Cawthorn blames ‘the left and the media’ after intra-GOP furor over sex-and-drugs comments
Amid a burgeoning congressional controversy, Rep. Madison Cawthorn on Friday blamed Democrats and the media for amplifying his comments that some of his fellow GOP members engage in orgies and use cocaine.
“My comments on a recent podcast appearance calling out corruption have been used by the left and the media to disparage my Republican colleagues and falsely insinuate their involvement in illicit activities,” Cawthorn said in a statement without addressing the substance of his own comments directly.
“The left and the media want to use my words to divide the GOP. … I will not back down to the mob, and I will not let them win.”

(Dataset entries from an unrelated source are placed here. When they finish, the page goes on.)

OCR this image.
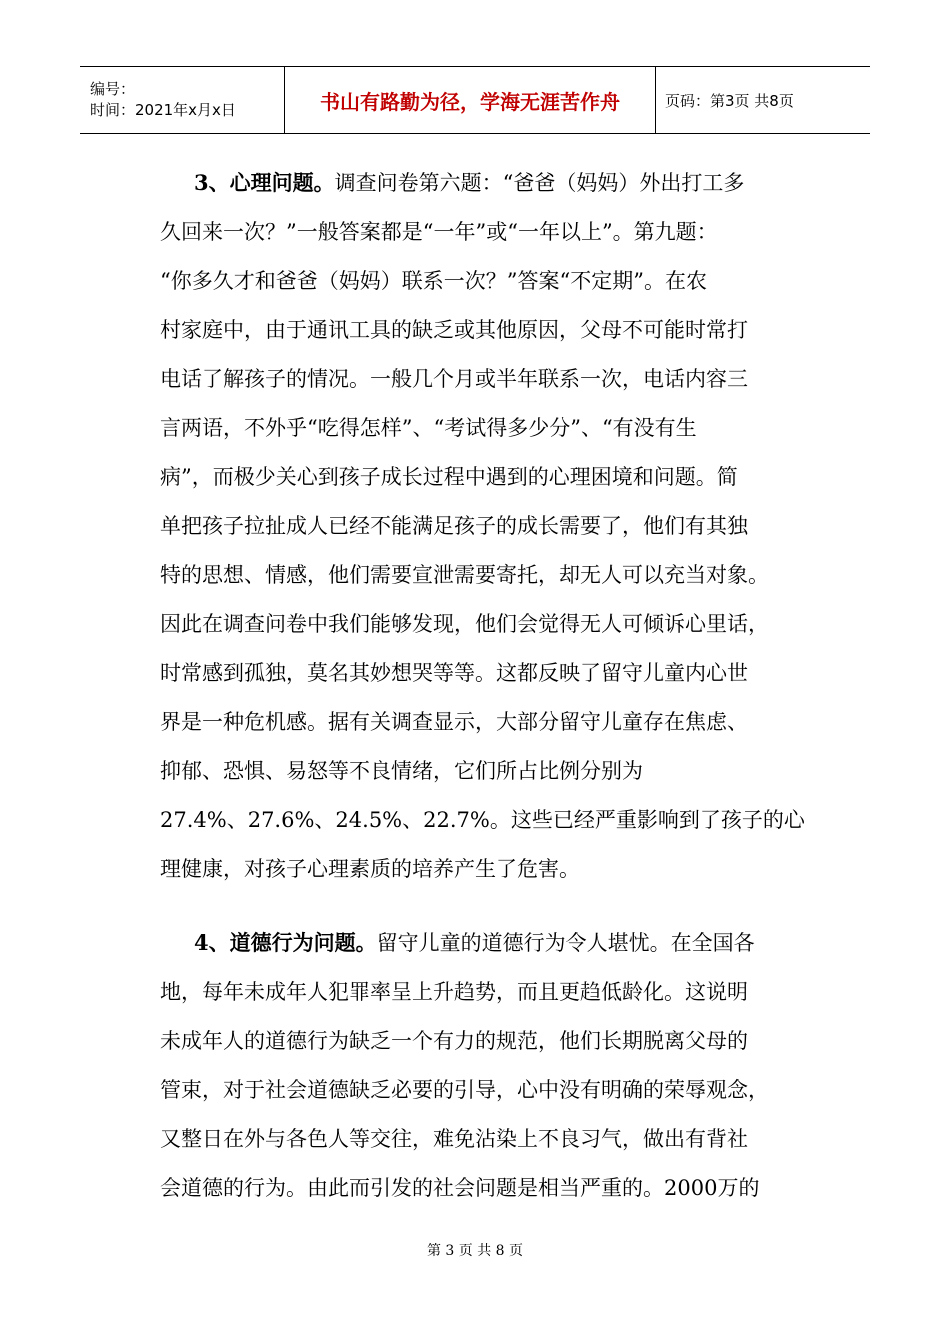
编号：
时间：2021年x月x日	书山有路勤为径，学海无涯苦作舟	页码：第3页 共8页

3、心理问题。调查问卷第六题：“爸爸（妈妈）外出打工多
久回来一次？”一般答案都是“一年”或“一年以上”。第九题：
“你多久才和爸爸（妈妈）联系一次？”答案“不定期”。在农
村家庭中，由于通讯工具的缺乏或其他原因，父母不可能时常打
电话了解孩子的情况。一般几个月或半年联系一次，电话内容三
言两语，不外乎“吃得怎样”、“考试得多少分”、“有没有生
病”，而极少关心到孩子成长过程中遇到的心理困境和问题。简
单把孩子拉扯成人已经不能满足孩子的成长需要了，他们有其独
特的思想、情感，他们需要宣泄需要寄托，却无人可以充当对象。
因此在调查问卷中我们能够发现，他们会觉得无人可倾诉心里话，
时常感到孤独，莫名其妙想哭等等。这都反映了留守儿童内心世
界是一种危机感。据有关调查显示，大部分留守儿童存在焦虑、
抑郁、恐惧、易怒等不良情绪，它们所占比例分别为
27.4%、27.6%、24.5%、22.7%。这些已经严重影响到了孩子的心
理健康，对孩子心理素质的培养产生了危害。

4、道德行为问题。留守儿童的道德行为令人堪忧。在全国各
地，每年未成年人犯罪率呈上升趋势，而且更趋低龄化。这说明
未成年人的道德行为缺乏一个有力的规范，他们长期脱离父母的
管束，对于社会道德缺乏必要的引导，心中没有明确的荣辱观念，
又整日在外与各色人等交往，难免沾染上不良习气，做出有背社
会道德的行为。由此而引发的社会问题是相当严重的。2000万的

第 3 页 共 8 页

“Falsely insinuate their involvement in illicit activities”? Let’s revisit the transcript, shall we?
The sexual perversion that goes on in Washington… I look at all these people, a lot of them that I’ve looked up to through my life.
I’ve always paid attention to politics, all of a sudden you get invited to like, ‘well hey, we’re gonna have a kind of sexual get-together at one of our homes, you should come!’ And you realize they’re asking you to come to an orgy,
You know, some of the people leading the movement to try and remove addiction in our country, and they watch them doing, you know, a key bump of cocaine right in front of you.
All that mishegas, however, is small potatoes compared to Cawthorn’s real problem, which the Daily Beast’s Sam Brodey recently detailed.
Madison Cawthorn Committed the One Unforgivable Sin of Politics
The ingredients are there for an upset.
If the worst thing Rep. Madison Cawthorn (R-NC) did this month was call Ukraine’s President “a thug,” or get caught speeding multiple times with a revoked license, or accuse Speaker Nancy Pelosi of being an alcoholic, the 26-year-old MAGA-influencer would probably be just fine in his re-election bid.
But Cawthorn did something far worse, at least for his own political prospects, and it may cost him his seat: He left his constituents—and then was forced to return to them, hat in hand, after the courts predictably struck down the state’s new map, and eliminated the district he left to run in, on Feb. 23.
After Cawthorn abandoned his congressional district to run in a newly drawn more conservative one, as Brodey’s piece noted, “a state court undid the lines that prompted Cawthorn to make his big play, and the district he had moved to vanished in an instant.”
That “district-switching screw-up” could in turn screw Cawthorn.
The Doc’s diagnosis: This guy’s political career is one false step away from the medical examiner’s table.